Cette décision met un terme à près d’un mois de tergiversations et de difficiles discussions entre les 27 Européens sur l’opportunité ou non de sanctionner Al-Assad en personne. « C’est la bonne chose à faire », a souligné le chef de la diplomatie britannique, William Hague. Et d’ajouter : « Le régime doit prendre le chemin des réformes, pas de la répression ». Mais pour le moment, pas question de sanctions plus générales à l’encontre de la Syrie. Le ministre tchèque des Affaires étrangères, Karel Schwarzenberg, s’est ainsi dit sceptique « envers des sanctions générales qui touchent toute la population ».
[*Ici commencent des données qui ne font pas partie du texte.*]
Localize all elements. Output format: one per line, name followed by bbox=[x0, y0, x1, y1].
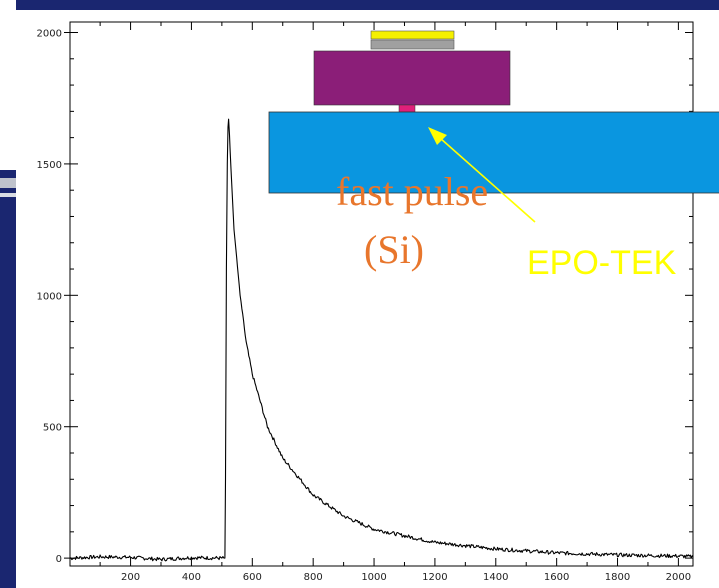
y-tick-label: 0 bbox=[56, 554, 62, 565]
y-tick-label: 1000 bbox=[37, 291, 62, 302]
blue-detector bbox=[268, 111, 719, 194]
magenta-contact bbox=[398, 104, 416, 113]
x-tick-label: 600 bbox=[243, 572, 262, 583]
y-tick-label: 2000 bbox=[37, 29, 62, 40]
purple-block bbox=[313, 50, 511, 106]
x-tick-label: 2000 bbox=[666, 572, 691, 583]
tick-labels: 200 400 600 800 1000 1200 1400 1600 1800 2000 0 500… bbox=[37, 29, 692, 583]
x-tick-label: 1400 bbox=[483, 572, 508, 583]
signal-trace bbox=[69, 118, 694, 562]
y-tick-label: 500 bbox=[43, 423, 62, 434]
top-layer-yellow bbox=[370, 30, 455, 40]
si-label: (Si) bbox=[364, 227, 424, 272]
x-tick-label: 200 bbox=[121, 572, 140, 583]
x-tick-label: 1000 bbox=[361, 572, 386, 583]
plot-frame bbox=[69, 21, 694, 567]
plot-background bbox=[16, 10, 719, 588]
fast-pulse-label: fast pulse bbox=[336, 169, 489, 214]
x-tick-label: 1600 bbox=[544, 572, 569, 583]
epo-tek-label: EPO-TEK bbox=[527, 244, 677, 282]
x-tick-label: 400 bbox=[182, 572, 201, 583]
x-tick-label: 1800 bbox=[605, 572, 630, 583]
x-tick-label: 800 bbox=[304, 572, 323, 583]
y-tick-label: 1500 bbox=[37, 160, 62, 171]
x-tick-label: 1200 bbox=[422, 572, 447, 583]
epo-tek-arrowhead bbox=[428, 127, 447, 145]
top-layer-gray bbox=[370, 39, 455, 50]
slide-left-panel bbox=[0, 0, 16, 170]
epo-tek-arrow bbox=[439, 137, 536, 223]
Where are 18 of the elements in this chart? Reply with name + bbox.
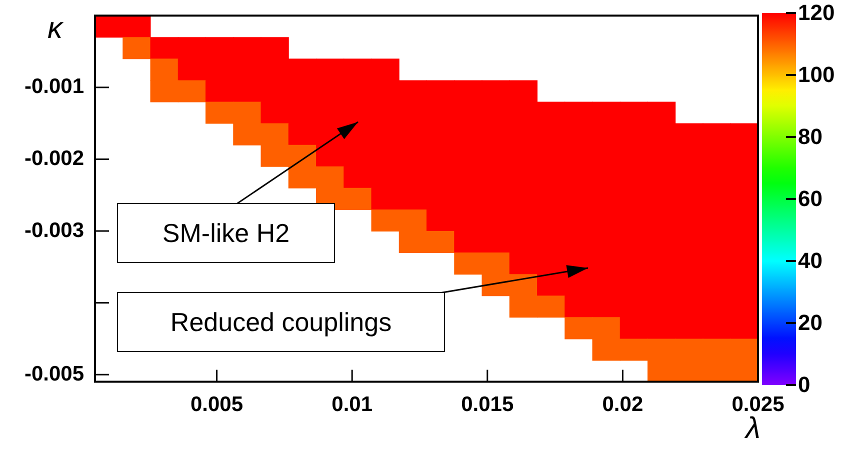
color-bar-label: 0 xyxy=(798,372,810,398)
color-bar-label: 100 xyxy=(798,62,835,88)
y-axis-title: κ xyxy=(48,12,64,45)
color-bar-label: 20 xyxy=(798,310,822,336)
x-tick-label: 0.02 xyxy=(602,393,644,416)
color-bar-label: 40 xyxy=(798,248,822,274)
y-tick-label: -0.003 xyxy=(24,218,84,242)
color-bar-label: 80 xyxy=(798,124,822,150)
color-bar-label: 60 xyxy=(798,186,822,212)
y-tick-label: -0.001 xyxy=(24,75,84,98)
note-box: Reduced couplings xyxy=(117,292,445,352)
x-tick-label: 0.005 xyxy=(190,393,244,416)
color-bar-label: 120 xyxy=(798,0,835,26)
x-tick-label: 0.015 xyxy=(461,393,514,416)
note-box: SM-like H2 xyxy=(117,203,335,263)
y-tick-label: -0.005 xyxy=(24,362,84,386)
x-tick-label: 0.01 xyxy=(332,393,373,416)
y-tick-label: -0.002 xyxy=(24,147,84,170)
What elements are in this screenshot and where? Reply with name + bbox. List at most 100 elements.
Il reste que plus de deux mois après le début de la révolte sans précédent, le pouvoir syrien continue d’ignorer les appels internationaux pressants à cesser de réprimer le mouvement, y compris celui du président américain Barack Obama. Alors les Etats-Unis ont haussé le ton trois jours avant les sanctions des Etats-Unis. « Le peuple syrien a montré son courage en exigeant une transition vers la démocratie. Le gouvernement doit cesser de tirer sur les manifestants et autoriser les protestations pacifiques », a dit Obama, au lendemain de l’annonce de sanctions américaines contre Assad. Selon le chef de la diplomatie italienne, Franco Frattini, il faut lui « montrer que la seule option est de poursuivre les réformes et de cesser la violence ». Même la Turquie, un allié de la Syrie, a exhorté le régime à agir avant qu’il ne soit trop tard, l’avertissant que continuer à recourir à la force contre les manifestants pourrait avoir des conséquences très négatives.